We are saved through contact with God. Have we become so reliant upon our minsters and our worship leaders that we no longer know how to “meet” (digitally, of course) with fellow believers for times of mutual encouragement? Have we become so used to someone providing us an easy atmosphere in which to worship God that we no longer know how to do the same in our own homes?
I know that these are pointed questions that I’m asking quite broadly, but rest assured, I have had to ask them of myself as well. So please don’t think that I’ve handled this pandemic perfectly and have had such great times of spiritual refreshing in my own home that my own shadow can heal the sick and that my personal holiness has increased so that my feet hover an inch off the ground all times.
This pandemic has wrecked me in so many ways. That “personal stuff” I mentioned earlier? It was a stillbirth. Our unborn son had died at 15 weeks, but we didn’t find out until week 19. So, a week after our thirteenth wedding anniversary, my wife and I were in a hospital room as she delivered our son’s dead body in the dead of night.
Upfront, let me say that our family, our friends, our church, were all all awesome and took great care of us—they still are—but to be trapped in your own home, trapped in your grief with nowhere to go for a distraction was really hard for my wife.
I had already started back at work and our church was having limited gathers that, as a pastor, I had to attend. But my wife was trapped at home, and so I can tell you that I get it that there are legit reasons to hate the lockdown orders.
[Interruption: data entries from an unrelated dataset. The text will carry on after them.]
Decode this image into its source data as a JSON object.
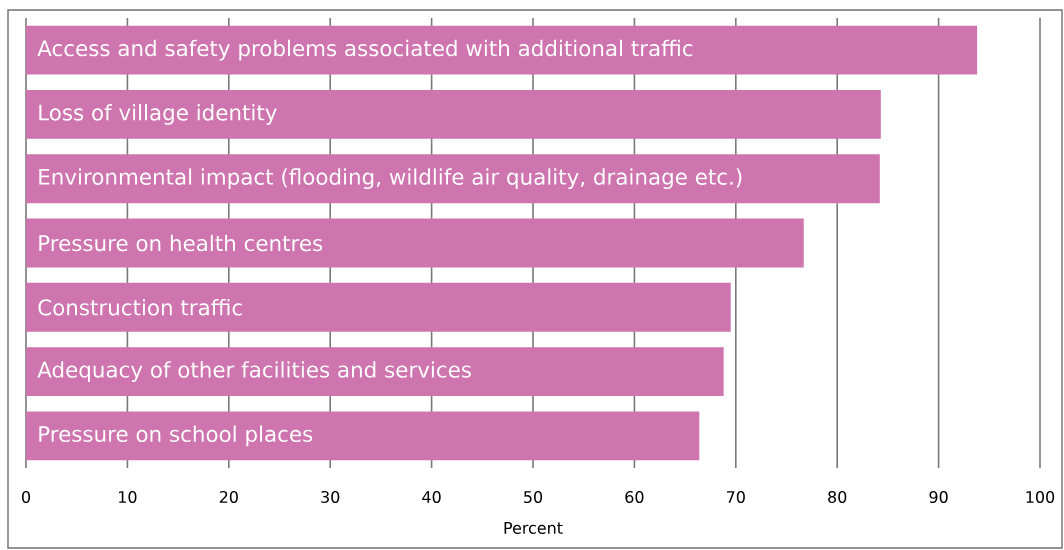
{
  "chart_data": {
    "type": "bar",
    "orientation": "horizontal",
    "xlabel": "Percent",
    "categories": [
      "Access and safety problems associated with additional traffic",
      "Loss of village identity",
      "Environmental impact (flooding, wildlife air quality, drainage etc.)",
      "Pressure on health centres",
      "Construction traffic",
      "Adequacy of other facilities and services",
      "Pressure on school places"
    ],
    "values": [
      93.8,
      84.3,
      84.2,
      76.7,
      69.5,
      68.8,
      66.4
    ],
    "color": "#ce74ae",
    "xlim": [
      0,
      100
    ],
    "xticks": [
      0,
      10,
      20,
      30,
      40,
      50,
      60,
      70,
      80,
      90,
      100
    ],
    "grid": "x"
  }
}
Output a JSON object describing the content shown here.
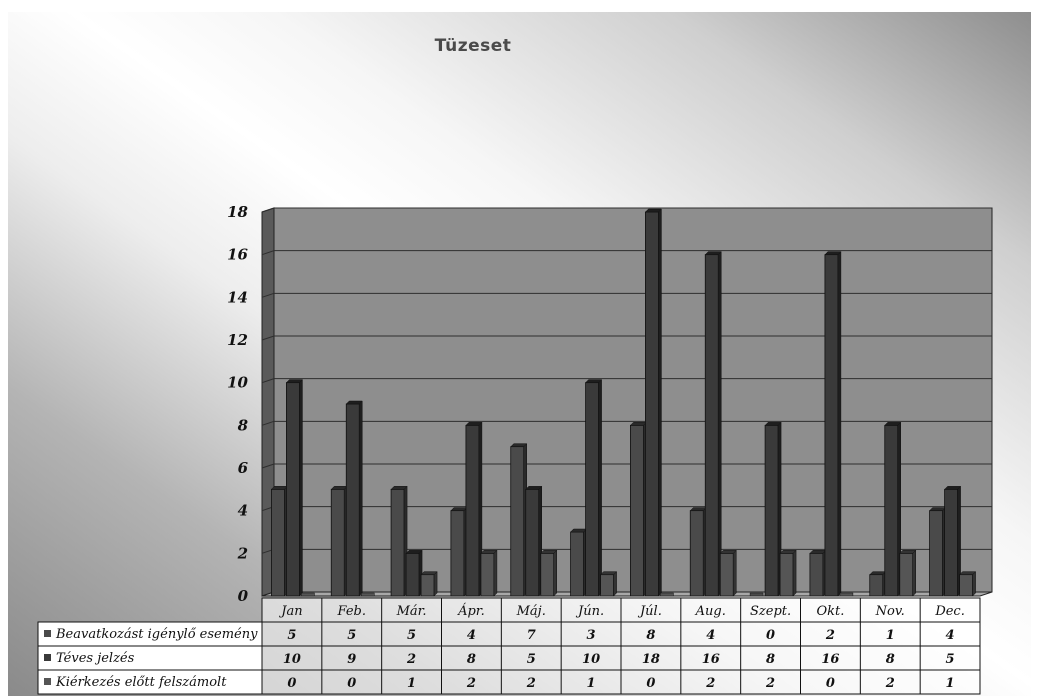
{
  "chart_data": {
    "type": "bar",
    "title": "Tüzeset",
    "categories": [
      "Jan",
      "Feb.",
      "Már.",
      "Ápr.",
      "Máj.",
      "Jún.",
      "Júl.",
      "Aug.",
      "Szept.",
      "Okt.",
      "Nov.",
      "Dec."
    ],
    "series": [
      {
        "name": "Beavatkozást igénylő esemény",
        "values": [
          5,
          5,
          5,
          4,
          7,
          3,
          8,
          4,
          0,
          2,
          1,
          4
        ]
      },
      {
        "name": "Téves jelzés",
        "values": [
          10,
          9,
          2,
          8,
          5,
          10,
          18,
          16,
          8,
          16,
          8,
          5
        ]
      },
      {
        "name": "Kiérkezés előtt felszámolt",
        "values": [
          0,
          0,
          1,
          2,
          2,
          1,
          0,
          2,
          2,
          0,
          2,
          1
        ]
      }
    ],
    "y_ticks": [
      "0",
      "2",
      "4",
      "6",
      "8",
      "10",
      "12",
      "14",
      "16",
      "18"
    ],
    "ylim": [
      0,
      18
    ],
    "grid": true,
    "legend": "data-table"
  },
  "colors": {
    "plot_fill": "#8e8e8e",
    "wall_fill": "#5a5a5a",
    "floor_fill": "#a8a8a8",
    "gridline": "#2e2e2e",
    "bar_front": [
      "#4a4a4a",
      "#3a3a3a",
      "#555555"
    ],
    "bar_side": [
      "#2a2a2a",
      "#1e1e1e",
      "#333333"
    ],
    "table_fill": "#ffffff"
  }
}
The isolation only deepened her despair, and she is only just now beginning to crawl out of the dark. Meeting with people who love and care about you is essential, but sometimes, those meetings need to take place through a digital device. Is it the best thing? No, but sometimes, it’s the only thing we have.
Church is not essential. Specifically, church gatherings are not essential in a sacramental or political sense. We can meet with God anywhere. Church gatherings are supposed to be times of mutual encouragement and comfort, but that isn’t always the case.
If we, the Church, actually understood that Hebrews 10 was warning against the forsaking of mutual encouragement, which should take place in corporate gatherings, then we might have done a better job of making the changes needed during the lockdown.
Hopefully, we’re all learning the lesson of what church should and shouldn’t be so that our local churches will emerge from this crazy time stronger than ever.